Hal tersebut disampaikan Lalu Iqbal saat mengikuti rapat dengar pendapat bersama Komisi II DPR RI, Menteri Dalam Negeri (Mendagri), serta Menteri Pendayagunaan Aparatur Negara dan Reformasi Birokrasi (PANRB), Selasa (9/6/2026) disiarkan TV Parlemen.
Dalam kesempatan itu, Gubernur NTB menyebut lebih dari separuh aparatur sipil negara (ASN) di lingkup pemerintah daerah merupakan pegawai pemerintah dengan perjanjian kerja (PPPK) dan PPPK paruh waktu yang sebelumnya berstatus tenaga honorer.
Ia bahkan menggambarkan kondisi tersebut sebagai tantangan serius dalam tata kelola birokrasi NTB.
"Ini wajah suram masa depan birokrasi kami, lebih 60 persen orang yang direkrut bukan berdasarkan kebutuhan, terlanjur jadi honorer, kemudian diambil," ungkap Lalu Iqbal.
Menurutnya, kondisi tersebut terjadi karena proses perekrutan sebelumnya belum sepenuhnya berbasis kebutuhan organisasi dan kompetensi yang diperlukan pemerintah daerah.
Lalu Iqbal menjelaskan, jika pemerintah ingin membangun birokrasi yang lebih profesional melalui sistem rekrutmen berbasis kebutuhan, maka akan muncul kesenjangan antara jumlah pegawai yang tersedia saat ini dengan kebutuhan ideal organisasi.
"Akan ada gap kebutuhan, kalau boleh Bu Menteri PANRB kalau boleh mengusulkan diberikan relaksasi untuk melakukan rekrutmen PPPK sesuai khitahnya," tegasnya.
Ia berharap pemerintah pusat memberikan ruang kebijakan bagi daerah untuk melakukan perekrutan PPPK profesional, terutama untuk mengisi posisi strategis yang membutuhkan keahlian tertentu.

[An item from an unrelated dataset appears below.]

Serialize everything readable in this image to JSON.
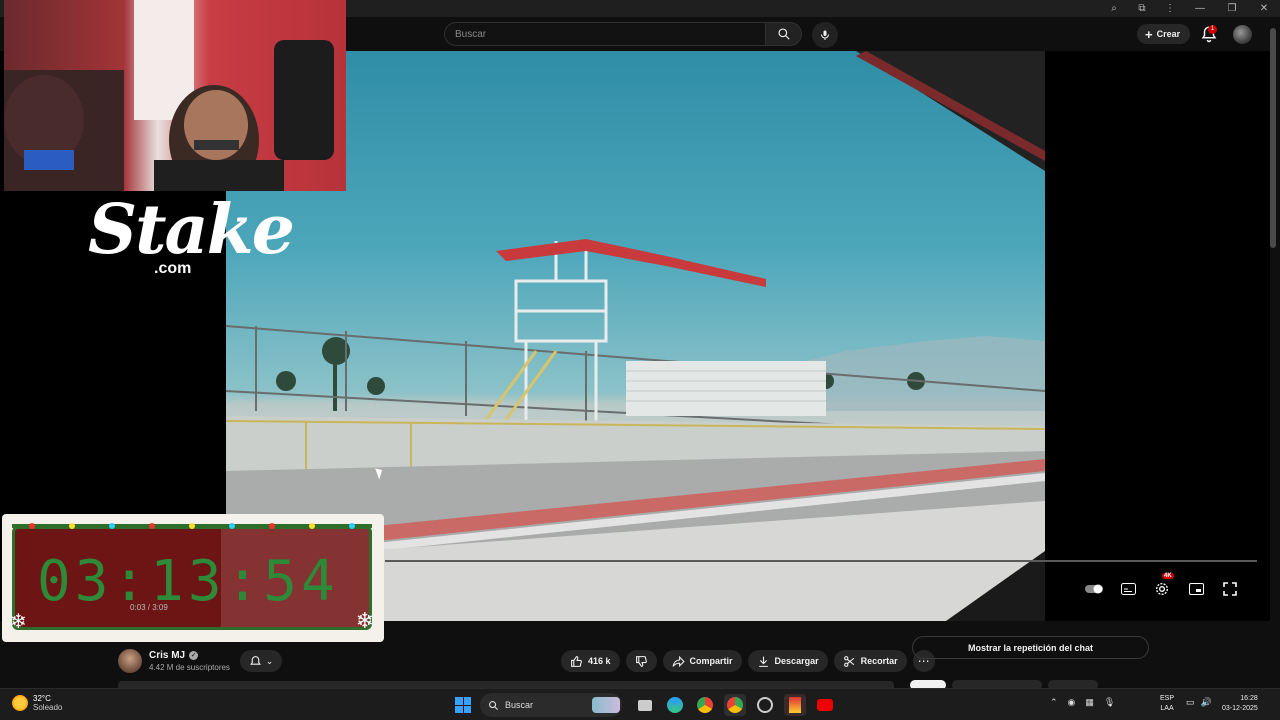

"Kami setuju jangan ada ASN baru, kami akan rekrut yang punya potensi keahlian setahun dan dua tahun," ujarnya.
Permintaan relaksasi tersebut, kata dia, diperlukan agar daerah tetap dapat memenuhi kebutuhan pelayanan publik tanpa mengabaikan prinsip efisiensi dan profesionalitas ASN.
Pemerintah sebelumnya terus mendorong penataan tenaga non-ASN melalui mekanisme seleksi PPPK sebagai bagian dari reformasi birokrasi nasional. Penataan ini bertujuan menciptakan sistem kepegawaian yang lebih berbasis kompetensi, kebutuhan jabatan, dan kinerja.
Selain itu, transformasi birokrasi juga menjadi bagian dari agenda pemerintah pusat untuk memperkuat kualitas pelayanan publik, digitalisasi pemerintahan, serta penyederhanaan struktur organisasi agar lebih efektif.